Kajian Ekonomi Politik
Internasional muncul akibat semakin berkembangnya isu-isu yang ada karena
meningkatnya kompleksitas dari hubungan antar aktor internasional, terutama
dalam hal ekonomi politik internasional. Kajian ini menggeser isu politik
tradisional seperti isu perang kepada isu sosial ekonomi, yang utamanya
berbicara mengenai isu kekayaan dan kemiskinan dalam dunia internasional. Lebih
jauh, kajian ini membahas tentang siapa yang mendapatkan apa dan bagaimana
dalam interaksi ekonomi internasional.
Secara umum terdapat tiga
pendekatan utama yang mampu menjelaskan fenomena ekonomi politik internasional
pada saat ini. Robert Jackson & Georg Sorensen (2009:231) dalam artikelnya
Ekonomi Politik Internasional mengemukakan bahwa terdapat tiga teori utama EPI,
antara lain merkantilisme, liberalisasi ekonomi, dan marxisme. Ketiganya
memiliki cara yang berbeda satu sama lain untuk menjelaskan fenomena ekonomi
politik internasional, disebabkan ketiganya muncul atas latar belakang yang
berbeda-beda. Oleh karena adanya perbedaan tersebut, fenomena ekonomi politik
internasional tersebut dapat dijelaskan melalui beberapa sudut pandang.
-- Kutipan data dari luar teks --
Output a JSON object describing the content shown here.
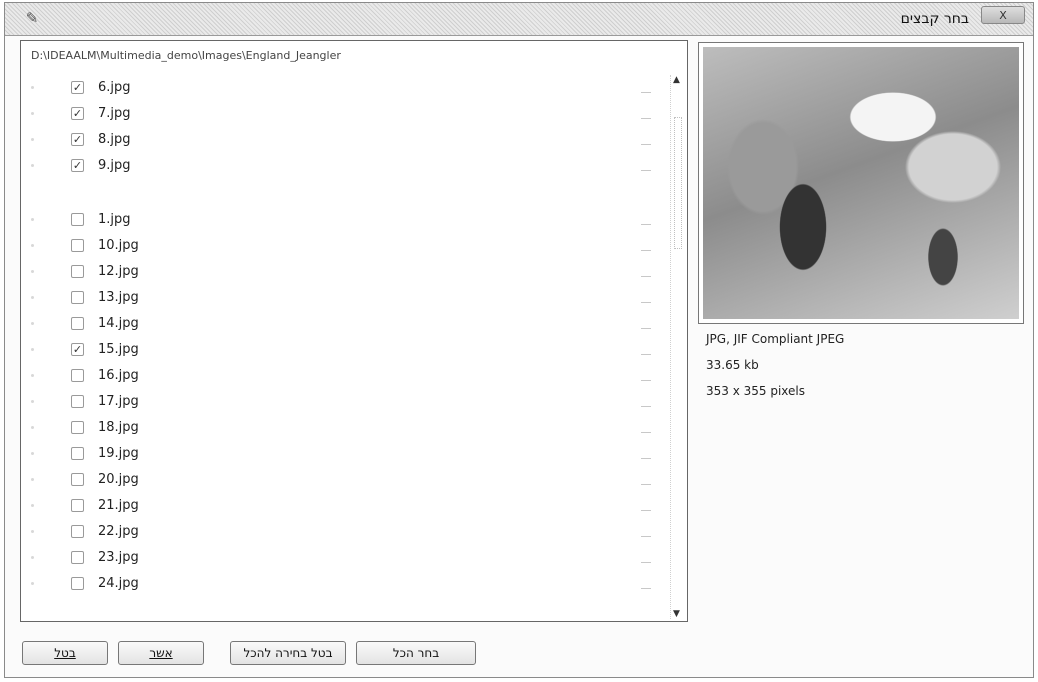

Pendekatan yang pertama adalah
Merkantilisme. Teori ini muncul sekitar abad ke 16 dengan memandang pentingnya
negara berdaulat sebagai elit politik yang utama. Sehingga aktivitas ekonomi
seharusnya tunduk pada tujuan utama dalam membangun negara yang kuat, yang
dengan kata lain, ekonomi merupakan alat politik dan dasar bagi kekuasaan
politik (Jackson & Sorensen, 2009:231). Ketika kepentingan beberapa negara
ini bertemu dalam arena internasional, akan timbul konflik kepentingan nasional
yang saling bertentangan dan bertabrakan, dan berujung pada sistem zero-sum di
mana yang kuat lah yang akan mendominasi. Pandangan ini agaknya mirip dengan
pandangan neorealis mengenai persaingan antarnegara dalam dunia yang anarki.
Penerapan perspektif ini dapat memberikan dampak yang positif maupun negatif.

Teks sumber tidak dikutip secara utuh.